My Involvement with Cocker Rescue
(submitted by Val Smith )
I first became involved with cocker rescue in Scotland many years ago, when Betty Crichton, who was Secretary at the time, rang me up one day and asked if I could board a cocker who was waiting to be re-homed – and things snowballed from that.
I can’t recall any humorous stories – rescue is rarely funny, but there have been many “happy endings”.
Some of the saddest cases have involved older dogs, suddenly discarded for (to me) the most pitiful and despicable reasons.
Some years ago, I got a call from a Kirkcaldy couple, who had completely re-decorated their house, and their TEN YEAR OLD golden cocker boy, was making so much noise barking in his new outside kennel, that he “had to go”.
How on earth can anyone have any animal from six weeks of age, living together in the house for ten years, and then naively believe that it will happily settle to life outside in the cold?
This was also in the depth of winter. And this wasn’t a shed converted into a kennel. This was the little box with no door, and he was tied up to it!
So this poor chap was brought over to us, and, despite his recent upset, was as nice a natured dog as you’ll ever get. However, I really doubted that, at his age, we’d find someone and somewhere for him.
Weeks went past, and to my great joy, just before Christmas, he was adopted and brought, once again, into the warmth and love of a family home.
Occasionally, tragic circumstances can result in cockers coming in for rescuing. On my daughter’s first day as a dog warden, she and her colleague were called to a house, where the occupant had been found dead.
They were ordered to remove the blue roan cocker from the house, and take it to a local dog sanctuary.
Shockingly for Victoria, she knew the owner and the dog, who was a regular boarder with us.

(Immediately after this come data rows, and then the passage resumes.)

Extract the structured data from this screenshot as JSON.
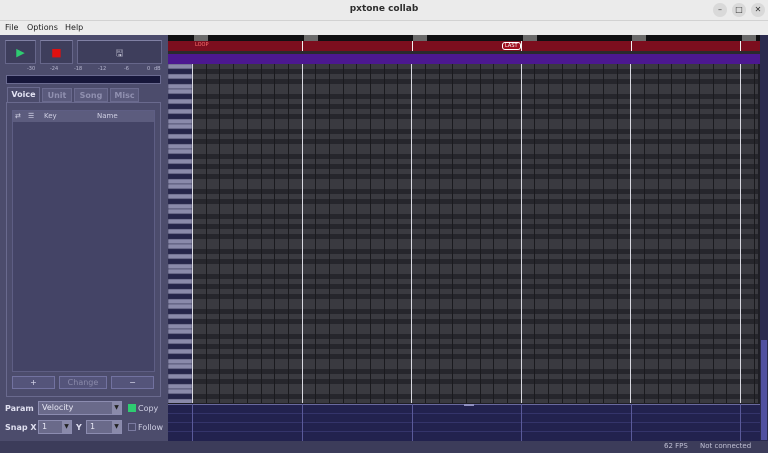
{
  "window": {
    "title": "pxtone collab"
  },
  "menu": [
    "File",
    "Options",
    "Help"
  ],
  "transport": {
    "play_icon": "play-icon",
    "stop_icon": "stop-icon",
    "save_icon": "save-icon"
  },
  "meter": {
    "scale": [
      "-30",
      "-24",
      "-18",
      "-12",
      "-6",
      "0",
      "dB"
    ]
  },
  "tabs": [
    {
      "label": "Voice",
      "active": true
    },
    {
      "label": "Unit",
      "active": false
    },
    {
      "label": "Song",
      "active": false
    },
    {
      "label": "Misc",
      "active": false
    }
  ],
  "voice_list": {
    "columns": [
      "Key",
      "Name"
    ]
  },
  "voice_buttons": {
    "add": "+",
    "change": "Change",
    "remove": "−"
  },
  "param": {
    "label": "Param",
    "value": "Velocity",
    "copy_label": "Copy",
    "copy_checked": true
  },
  "snap": {
    "label": "Snap X",
    "x_value": "1",
    "y_label": "Y",
    "y_value": "1",
    "follow_label": "Follow",
    "follow_checked": false
  },
  "editor": {
    "marker_left": "LOOP",
    "marker_right": "LAST"
  },
  "status": {
    "fps": "62 FPS",
    "connection": "Not connected"
  },
  "colors": {
    "red_bar": "#7c0e1e",
    "purple_bar": "#4c1890",
    "accent_green": "#2ecc71",
    "stop_red": "#e01010"
  }
}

The relatives of the dead woman asked us to take the dog from the sanctuary, and keep him until we found a home. Glen was twelve years old at this time, partially deaf, with eye and ear problems! … and yet! … yes, he found a home down in Newcastle, where, his eyes and ears have been treated, he lived out his remaining years.
There are umpteen stories like those, where we feel as though we have paid back part of the debt we owe our dogs, but there are times when we feel complete and utter failures.
Two dogs immediately come to mind. One was obviously a discarded working cocker. His teeth were filed down to the gums, but he was such a happy chap. The hair on the underside of his tail was practically worn away from the amount of wagging it did as he sat in the run, waiting for that special “someone”. That someone never did come. Being a dog used to living outside, the only time he was found a home, he wrecked it within half an hour, and was brought back. We had him nearly a year, and he eventually went “stir-crazy”, becoming aggressive and mentally deranged. No one at all would take him on. Pet homes were out of the question, and gundog people weren’t interested at all … he had to be put to sleep.
An equally distressing case was the 18 month old black boy, who had been passed on to an elderly woman by her son and daughter-in-law, when they no longer wanted him. By the time he came to us for assessment, he was a dominant monster. We only found out, after many phone calls and letters to the owner, that he had bitten her on many occasions, once in the face! The dog was only manageable when completely dominated in turn, but was so unpredictable that we had to write and advise the person that it was unlikely that we could, and would have been irresponsible for us to re-home him. Only then, did she tell us about all the atrocious behaviour of the dog … how he wouldn’t even let her move from one room to another! … he also had to be put to sleep.
These are just a few tales of rescue, but by no means the worst, so please take time to think about possible consequences when planning the next litter.